Volo ormai da tanti anni con la frequenza propria di chi si trasferisce prima per studio e poi per lavoro. E, qualsiasi sia la stagione, è proprio vero che si incontrano sempre gli stessi stereotipi.

C’è il businessman che vive il volo come un fastidioso intervallo obbligato tra una call e l’altra; e ti costringerà a subirti tutta la sua disquisizione sul lavoro, condita ogni tanto, con un richiamo alle sue fantastiche vacanze previste, sempre, la settimana prossima. C’è poi il viaggiatore spot che poverino vaga sperando che un fascio luminoso indichi la via e, ovviamente, raggiunge il massimo della confusione durante i controlli di sicurezza: tra togli pc e tablet dalla valigia, svuota le tasche, e torna indietro che hai dimenticato la cintola e le scarpe vanno tolte (questo invero infastidisce spesso pure me).
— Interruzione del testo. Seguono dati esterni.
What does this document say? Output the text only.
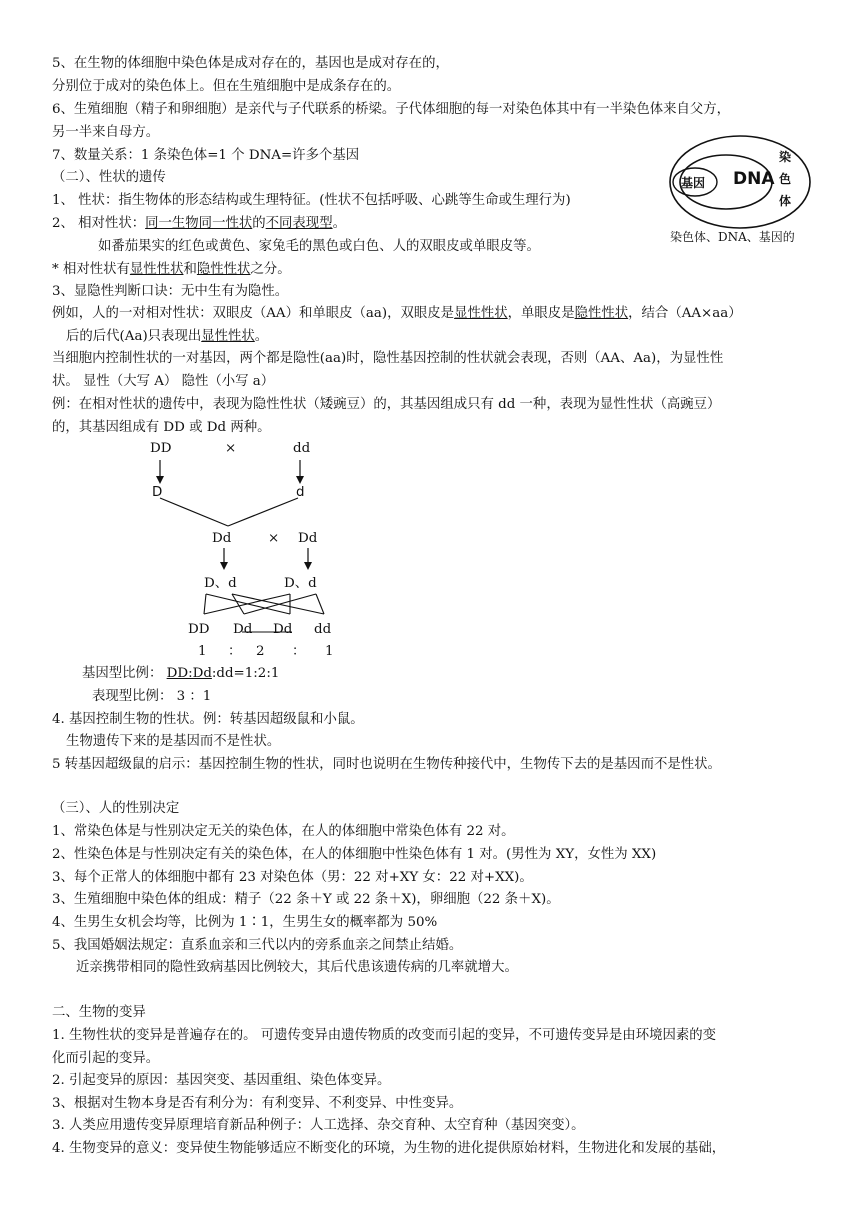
5、在生物的体细胞中染色体是成对存在的，基因也是成对存在的，
分别位于成对的染色体上。但在生殖细胞中是成条存在的。
6、生殖细胞（精子和卵细胞）是亲代与子代联系的桥梁。子代体细胞的每一对染色体其中有一半染色体来自父方，
另一半来自母方。
7、数量关系：1 条染色体=1 个 DNA=许多个基因
（二）、性状的遗传
1、 性状：指生物体的形态结构或生理特征。(性状不包括呼吸、心跳等生命或生理行为)
2、 相对性状：同一生物同一性状的不同表现型。
如番茄果实的红色或黄色、家兔毛的黑色或白色、人的双眼皮或单眼皮等。
* 相对性状有显性性状和隐性性状之分。
3、显隐性判断口诀：无中生有为隐性。
例如，人的一对相对性状：双眼皮（AA）和单眼皮（aa)，双眼皮是显性性状，单眼皮是隐性性状，结合（AA×aa）
后的后代(Aa)只表现出显性性状。
当细胞内控制性状的一对基因，两个都是隐性(aa)时，隐性基因控制的性状就会表现，否则（AA、Aa)，为显性性
状。 显性（大写 A） 隐性（小写 a）
例：在相对性状的遗传中，表现为隐性性状（矮豌豆）的，其基因组成只有 dd 一种，表现为显性性状（高豌豆）
的，其基因组成有 DD 或 Dd 两种。
基因 DNA
染
色
体
染色体、DNA、基因的
DD	×	dd
D	d
Dd	× Dd
D、d	D、d
DD Dd Dd dd
1 ： 2 ： 1
基因型比例： DD:Dd:dd=1:2:1
表现型比例： 3 ：1
4. 基因控制生物的性状。例：转基因超级鼠和小鼠。
生物遗传下来的是基因而不是性状。
5 转基因超级鼠的启示：基因控制生物的性状，同时也说明在生物传种接代中，生物传下去的是基因而不是性状。
（三）、人的性别决定
1、常染色体是与性别决定无关的染色体，在人的体细胞中常染色体有 22 对。
2、性染色体是与性别决定有关的染色体，在人的体细胞中性染色体有 1 对。(男性为 XY，女性为 XX)
3、每个正常人的体细胞中都有 23 对染色体（男：22 对+XY 女：22 对+XX)。
3、生殖细胞中染色体的组成：精子（22 条＋Y 或 22 条＋X)，卵细胞（22 条＋X)。
4、生男生女机会均等，比例为 1∶1，生男生女的概率都为 50%
5、我国婚姻法规定：直系血亲和三代以内的旁系血亲之间禁止结婚。
近亲携带相同的隐性致病基因比例较大，其后代患该遗传病的几率就增大。
二、生物的变异
1. 生物性状的变异是普遍存在的。 可遗传变异由遗传物质的改变而引起的变异，不可遗传变异是由环境因素的变
化而引起的变异。
2. 引起变异的原因：基因突变、基因重组、染色体变异。
3、根据对生物本身是否有利分为：有利变异、不利变异、中性变异。
3. 人类应用遗传变异原理培育新品种例子：人工选择、杂交育种、太空育种（基因突变）。
4. 生物变异的意义：变异使生物能够适应不断变化的环境，为生物的进化提供原始材料，生物进化和发展的基础，
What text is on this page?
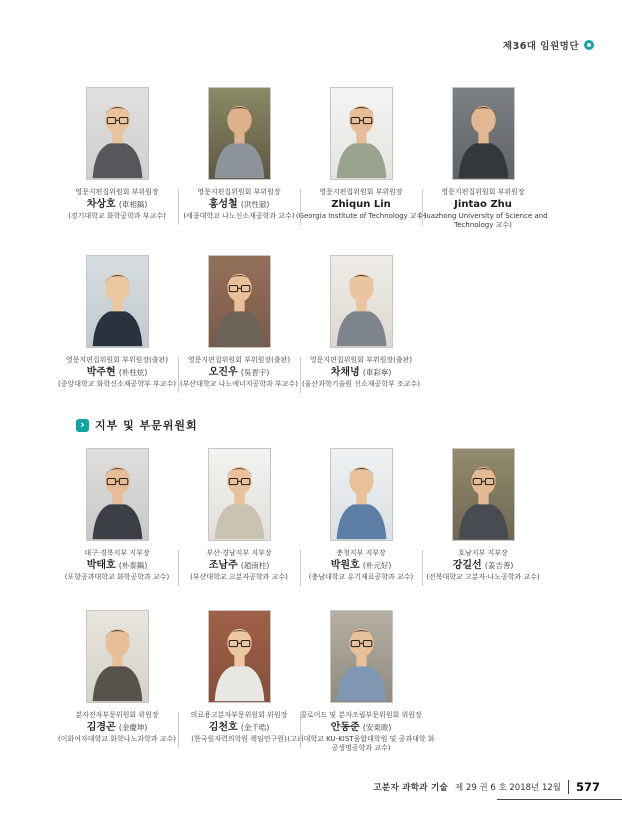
제36대 임원명단
영문지편집위원회 부위원장
차상호 (車相鎬)
(경기대학교 화학공학과 부교수)
영문지편집위원회 부위원장
홍성철 (洪性澈)
(세종대학교 나노신소재공학과 교수)
영문지편집위원회 부위원장
Zhiqun Lin
(Georgia Institute of Technology 교수)
영문지편집위원회 부위원장
Jintao Zhu
(Huazhong University of Science and Technology 교수)
영문지편집위원회 부위원장(출판)
박주현 (朴柱炫)
(중앙대학교 화학신소재공학부 부교수)
영문지편집위원회 부위원장(출판)
오진우 (吳晋宇)
(부산대학교 나노에너지공학과 부교수)
영문지편집위원회 부위원장(출판)
차채녕 (車彩寧)
(울산과학기술원 신소재공학부 조교수)
› 지부 및 부문위원회
대구·경북지부 지부장
박태호 (朴泰鎬)
(포항공과대학교 화학공학과 교수)
부산·경남지부 지부장
조남주 (趙南柱)
(부산대학교 고분자공학과 교수)
충청지부 지부장
박원호 (朴元好)
(충남대학교 유기재료공학과 교수)
호남지부 지부장
강길선 (姜吉善)
(전북대학교 고분자·나노공학과 교수)
분자전자부문위원회 위원장
김경곤 (金慶坤)
(이화여자대학교 화학나노과학과 교수)
의료용고분자부문위원회 위원장
김천호 (金千晧)
(한국원자력의학원 책임연구원)
콜로이드 및 분자조립부문위원회 위원장
안동준 (安東晙)
(고려대학교 KU-KIST융합대학원 및 공과대학 화공생명공학과 교수)
고분자 과학과 기술 제 29 권 6 호 2018년 12월 577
Che poi quando riescono finalmente a uscire da lì (oramai spogliati di averi e sentimenti) raggiungono uno stadio superiore, il Nirvana.

Ci sono poi quelli che “ma che ci vai a fare due ore prima all’aeroporto”. Questi sono spesso ragazzotti giovani che poi si ritrovano a correre i 100 metri che manco Bolt gli fa un baffo. A questa categoria ammetto di fare parte pure io ogni tanto (non per la giovinezza, ovviamente 😜).

Chiaramente poi ci sono quelli che arrivano il giorno prima (che non si sa mai) e ovviamente sono in pole position quando si avvia l’imbarco. Ecco questa è la cosa che ancora oggi rimane tra i misteri irrisolti per cui è stata ingaggiata l’intera famiglia Angela: quelli che si mettono in fila, con tanto di posto assegnato, 40 minuti prima del volo. Che poi, non c’è l’ombra di personale di terra manco nel raggio di 500 metri; ma loro, con il loro ottimismo, si mettono in fila certi che il volo partirà realmente all’ora prevista.

Adesso io capisco l’ansia di partire, ma non è che se ti metti in fila prima finisci in cabina di pilotaggio e all’atterraggio ti catapultano sulla pista prima degli altri. Che poi, se proprio la gente ha fretta di partire, basterebbe seguire delle semplici norme di buonsenso come salire dalla scaletta più vicina al proprio posto, invece di intasare tutta la fila; posizionare il bagaglio senza indugio e sedersi al proprio posto in maniera rapida. E magari non chiudere la cappelliera dopo averci inserito esclusivamente il proprio bagaglio, che poi quello dietro blocca la fila perché non sa dove inserire la valigia e deve litigare con la hostess che gliela vuole imbarcare. Ecco questa è una cosa che proprio mi fa irritare tantissimo e a cui non so dare una spiegazione logica. Forse hanno paura che durante il volo la biancheria nelle valige degli altri possa uscire e contaminare la propria? Perché altrimenti non mi spiego proprio questo egoismo fine a sé stesso… insomma se vi capita di vedere una pazza che ne dice quattro al signore della quarta fila che chiude la cappelliera vuota, beh quella sono io!